Not here, though. Most of these tracks feature Tull on auto-pilot like never before. The emphasis is (as usual) clearly not on the melodies, which are incredibly crappy and unmemorable, but on the extended instrumental passages. This, of course, wouldn't be so bad, were it not for pretty much all of them consisting of the same flute-guitar sparring we've heard a million times, only over monotonous plodding drums. Naturally, the guitars follow the same pattern as on Crest, but the novelty is largely gone this time around, and I'd be hard-pressed to identify a single guitar part that kept my interest for more than a minute after it was over (there is one flute part, which I'll mention later). When Ian does sing, he makes his lyrics as generically pompous as they've ever been and more (in fact, the album seems to be more-or-less conceptual, not that it makes any positive difference). In short, it would be difficult for me to think of many albums where there's been a greater distance between the results the band was shooting for (this has many of the airs and trappings of a big, awe-inspiring experience) and what the band was able to pull off (an incredibly uninteresting, disjointed mess).

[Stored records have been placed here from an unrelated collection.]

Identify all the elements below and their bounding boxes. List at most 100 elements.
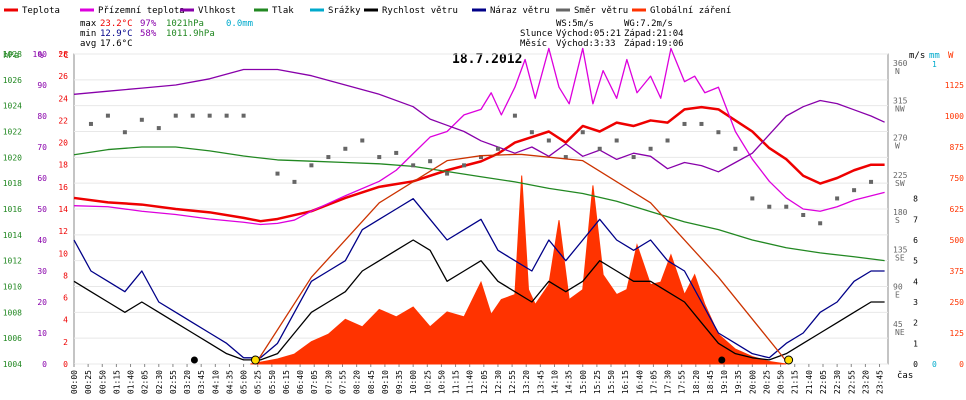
tick-label-c: 4 — [63, 316, 68, 325]
tick-label-x: 23:20 — [861, 370, 870, 394]
series-line-5 — [73, 198, 885, 359]
sun-marker — [250, 355, 260, 365]
wind-direction-point — [512, 113, 517, 118]
tick-label-x: 11:40 — [466, 370, 475, 394]
tick-label-x: 00:50 — [98, 370, 107, 394]
tick-label-x: 15:00 — [579, 370, 588, 394]
axis-unit-w: W — [948, 51, 954, 61]
tick-label-ms: 1 — [913, 339, 918, 348]
tick-label-hpa: 1022 — [3, 128, 22, 137]
tick-label-x: 19:35 — [734, 370, 743, 394]
legend-label: Přízemní teplota — [98, 6, 185, 16]
tick-label-x: 02:05 — [141, 370, 150, 394]
tick-label-dir-deg: 45 — [893, 320, 903, 329]
moon-marker — [718, 356, 726, 364]
tick-label-dir: N — [895, 67, 900, 76]
tick-label-ms: 0 — [913, 360, 918, 369]
wind-direction-point — [479, 155, 483, 160]
tick-label-x: 10:50 — [437, 370, 446, 394]
wind-direction-point — [462, 163, 467, 168]
tick-label-c: 0 — [63, 360, 68, 369]
legend-label: Směr větru — [574, 6, 628, 16]
tick-label-x: 06:40 — [296, 370, 305, 394]
wind-direction-point — [699, 121, 704, 126]
tick-label-x: 10:25 — [423, 370, 432, 394]
sun-marker — [784, 355, 794, 365]
tick-label-c: 26 — [58, 72, 68, 81]
tick-label-dir-deg: 90 — [893, 283, 903, 292]
tick-label-c: 10 — [58, 249, 68, 258]
tick-label-dir-deg: 360 — [893, 59, 908, 68]
tick-label-x: 13:45 — [536, 370, 545, 394]
tick-label-x: 20:00 — [748, 370, 757, 394]
tick-label-x: 16:40 — [635, 370, 644, 394]
wind-direction-point — [597, 146, 602, 151]
tick-label-x: 13:20 — [522, 370, 531, 394]
wind-direction-point — [326, 155, 331, 160]
tick-label-dir-deg: 270 — [893, 134, 908, 143]
wind-direction-point — [852, 188, 857, 193]
tick-label-x: 05:50 — [268, 370, 277, 394]
wind-direction-point — [767, 204, 772, 209]
wind-direction-point — [173, 113, 178, 118]
tick-label-pct: 40 — [37, 236, 47, 245]
tick-label-x: 07:30 — [324, 370, 333, 394]
wind-direction-point — [122, 130, 127, 135]
tick-label-x: 21:40 — [805, 370, 814, 394]
tick-label-x: 04:35 — [225, 370, 234, 394]
wind-direction-point — [580, 130, 585, 135]
legend-label: Tlak — [272, 6, 294, 16]
tick-label-c: 2 — [63, 338, 68, 347]
tick-label-dir: NW — [895, 104, 905, 113]
tick-label-x: 00:25 — [84, 370, 93, 394]
legend-label: Náraz větru — [490, 6, 550, 16]
tick-label-pct: 50 — [37, 205, 47, 214]
series-line-3 — [73, 146, 885, 262]
tick-label-ms: 5 — [913, 257, 918, 266]
wind-direction-point — [309, 163, 314, 168]
wind-direction-point — [529, 130, 534, 135]
tick-label-ms: 8 — [913, 195, 918, 204]
chart-title: 18.7.2012 — [452, 52, 522, 67]
wind-direction-point — [665, 138, 670, 143]
tick-label-x: 08:45 — [367, 370, 376, 394]
axis-unit-ms: m/s — [909, 51, 925, 61]
series-line-1 — [73, 47, 885, 226]
tick-label-ms: 4 — [913, 277, 918, 286]
stats-min-temp: 12.9°C — [100, 29, 133, 39]
tick-label-hpa: 1012 — [3, 257, 22, 266]
wind-direction-point — [394, 150, 399, 155]
wind-direction-point — [614, 138, 619, 143]
plot-area — [73, 47, 885, 365]
tick-label-x: 17:30 — [664, 370, 673, 394]
tick-label-dir: SW — [895, 179, 905, 188]
legend-label: Teplota — [22, 6, 60, 16]
tick-label-pct: 80 — [37, 112, 47, 121]
stats-sun-set: Západ:21:04 — [624, 29, 684, 39]
stats-moon-rise: Východ:3:33 — [556, 39, 616, 49]
tick-label-mm: 1 — [932, 60, 937, 69]
wind-direction-point — [207, 113, 212, 118]
legend-label: Globální záření — [650, 6, 731, 16]
stats-moon-set: Západ:19:06 — [624, 39, 684, 49]
series-line-2 — [73, 68, 885, 173]
tick-label-x: 04:10 — [211, 370, 220, 394]
tick-label-c: 22 — [58, 116, 68, 125]
series-line-8 — [254, 153, 790, 365]
wind-direction-point — [835, 196, 840, 201]
wind-direction-point — [733, 146, 738, 151]
wind-direction-point — [818, 221, 823, 226]
tick-label-pct: 100 — [33, 50, 48, 59]
tick-label-x: 16:15 — [621, 370, 630, 394]
wind-direction-point — [750, 196, 755, 201]
series-line-4 — [73, 239, 885, 361]
tick-label-w: 250 — [950, 298, 965, 307]
wind-direction-point — [716, 130, 721, 135]
axis-unit-mm: mm — [929, 51, 940, 61]
wind-direction-point — [631, 155, 636, 160]
tick-label-x: 09:10 — [381, 370, 390, 394]
wind-direction-point — [648, 146, 653, 151]
tick-label-x: 14:35 — [565, 370, 574, 394]
tick-label-c: 6 — [63, 294, 68, 303]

There are two songs that redeem this album a smidge. The first, "The Rattlesnake Trail," is fairly terrible and typical of the album otherwise, but it does have a pretty humorous (albeit seemingly unintentionally) chorus, what with Ian singing, "The rattlesnake trail, WHOO!!!." The other one, "Another Christmas Song," is basically a sequel to that glorious song from so long ago, and as such it's not extremely original (musically or lyrically; Ian had used similar themes in both these areas a few times before), but it's very lovely. The drums are probably too loud for what's supposed to be a tender ballad, but I don't find myself noticing that as much as I notice the most tender and inspired flute-based melody of the album. It's basically the only time on the album where Ian actually bothers to write a start-to-finish melody, and it sticks out like a sore thumb among the rest of the tracks.

Otherwise, this album is sheer boredom. The "rockers" and "ballads" alike make me regret all of the minutes of my life wasted on this album, and I really don't know why anybody except a seriously hardcore fan would even bother with it. If you can hunt down "Another Christmas Song," do it, but avoid this like the plague otherwise.